The meeting in Brussels comes amid an atmosphere of deepening concern as the European common currency continues its fall against the dollar. On Monday, the euro hit a four-year low of just $1.2324 and had only recovered slightly by Tuesday. Finance ministers went out of their way on Monday to defend the currency, with Juncker saying "we trust that the euro is a credible currency."

The continuing fall of the euro comes despite the €750 billion support package passed by euro-zone states last Monday in an effort to address the sovereign debt crisis that has enveloped Europe. Investors are concerned that the package, particularly the European Central Bank decision to begin buying up bonds issued by euro-zone countries, could drive up inflation.

Buying Time

In addition, a number of officials, including several in Germany, have expressed concerns about the efficacy of the package as well as the €110 billion in aid offered to Greece earlier this month. Deutsche Bank head Josef Ackermann last week expressed doubts that Greece would ever be able to pay back aid received, German central bank boss Axel Weber, who sits on the ECB board, criticized the ECB's decision to buy Greek bonds, and Jürgen Stark, the ECB's head economist, said on Sunday that the €750 billion package did little more than buy time.

Chancellor Angela Merkel echoed Stark's assertion on Sunday and said that the measures agreed on last week were just a first step. "The real problem" she said in an interview with the Süddeutsche Zeitung, "are the particularly high budget deficits in European Union countries."

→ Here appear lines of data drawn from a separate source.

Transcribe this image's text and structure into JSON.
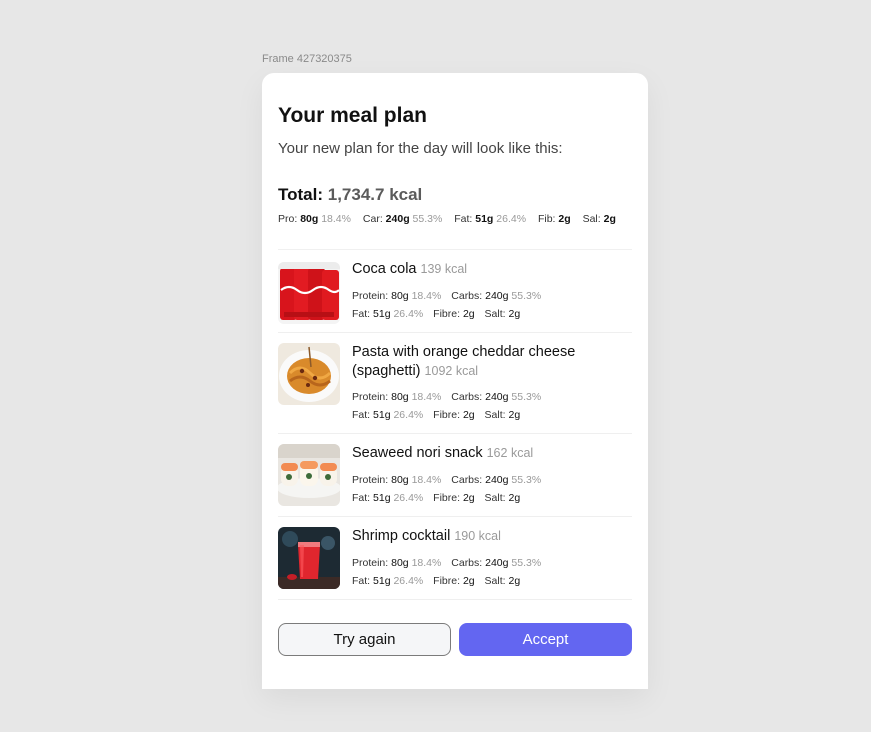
{
  "frame_label": "Frame 427320375",
  "card": {
    "title": "Your meal plan",
    "subtitle": "Your new plan for the day will look like this:",
    "total_label": "Total:",
    "total_kcal": "1,734.7 kcal",
    "macros": {
      "pro_label": "Pro:",
      "pro_val": "80g",
      "pro_pct": "18.4%",
      "car_label": "Car:",
      "car_val": "240g",
      "car_pct": "55.3%",
      "fat_label": "Fat:",
      "fat_val": "51g",
      "fat_pct": "26.4%",
      "fib_label": "Fib:",
      "fib_val": "2g",
      "sal_label": "Sal:",
      "sal_val": "2g"
    }
  },
  "items": [
    {
      "name": "Coca cola",
      "kcal": "139 kcal",
      "protein_label": "Protein:",
      "protein": "80g",
      "protein_pct": "18.4%",
      "carbs_label": "Carbs:",
      "carbs": "240g",
      "carbs_pct": "55.3%",
      "fat_label": "Fat:",
      "fat": "51g",
      "fat_pct": "26.4%",
      "fibre_label": "Fibre:",
      "fibre": "2g",
      "salt_label": "Salt:",
      "salt": "2g",
      "image": "coca-cola-cans"
    },
    {
      "name": "Pasta with orange cheddar cheese (spaghetti)",
      "kcal": "1092 kcal",
      "protein_label": "Protein:",
      "protein": "80g",
      "protein_pct": "18.4%",
      "carbs_label": "Carbs:",
      "carbs": "240g",
      "carbs_pct": "55.3%",
      "fat_label": "Fat:",
      "fat": "51g",
      "fat_pct": "26.4%",
      "fibre_label": "Fibre:",
      "fibre": "2g",
      "salt_label": "Salt:",
      "salt": "2g",
      "image": "pasta-plate"
    },
    {
      "name": "Seaweed nori snack",
      "kcal": "162 kcal",
      "protein_label": "Protein:",
      "protein": "80g",
      "protein_pct": "18.4%",
      "carbs_label": "Carbs:",
      "carbs": "240g",
      "carbs_pct": "55.3%",
      "fat_label": "Fat:",
      "fat": "51g",
      "fat_pct": "26.4%",
      "fibre_label": "Fibre:",
      "fibre": "2g",
      "salt_label": "Salt:",
      "salt": "2g",
      "image": "sushi-rolls"
    },
    {
      "name": "Shrimp cocktail",
      "kcal": "190 kcal",
      "protein_label": "Protein:",
      "protein": "80g",
      "protein_pct": "18.4%",
      "carbs_label": "Carbs:",
      "carbs": "240g",
      "carbs_pct": "55.3%",
      "fat_label": "Fat:",
      "fat": "51g",
      "fat_pct": "26.4%",
      "fibre_label": "Fibre:",
      "fibre": "2g",
      "salt_label": "Salt:",
      "salt": "2g",
      "image": "red-cocktail-glass"
    }
  ],
  "buttons": {
    "try_again": "Try again",
    "accept": "Accept"
  },
  "colors": {
    "accent": "#6366f1",
    "background": "#e7e7e7",
    "card": "#ffffff"
  }
}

The criticism coming from Germany has not sat well with many in the EU as finance ministers try to hammer out the final details of the package on Tuesday. In response to the comments, Juncker said on Monday: "In my opinion, certain people would do better to think before they speak ... sometimes they would do better to keep their mouths shut." Later, he stressed that his comments were not directed at Merkel.

Criticism of Merkel

Belgian Prime Minister Yves Leterme had no such qualms. "We finalized an agreement to defend the euro," he said. "We cannot, like Madame Merkel, call into question its feasibility."

In addition to hedge fund regulations and the financial transaction tax, finance ministers were also set to examine the possibility of introducing stricter rules regarding budget deficits in European Union countries. The Maastricht criteria, which have regulated the euro until now, include an upper limit on budget deficits equal to 3 percent of gross domestic product. That rule, however, has not been strictly enforced and has proven ineffective.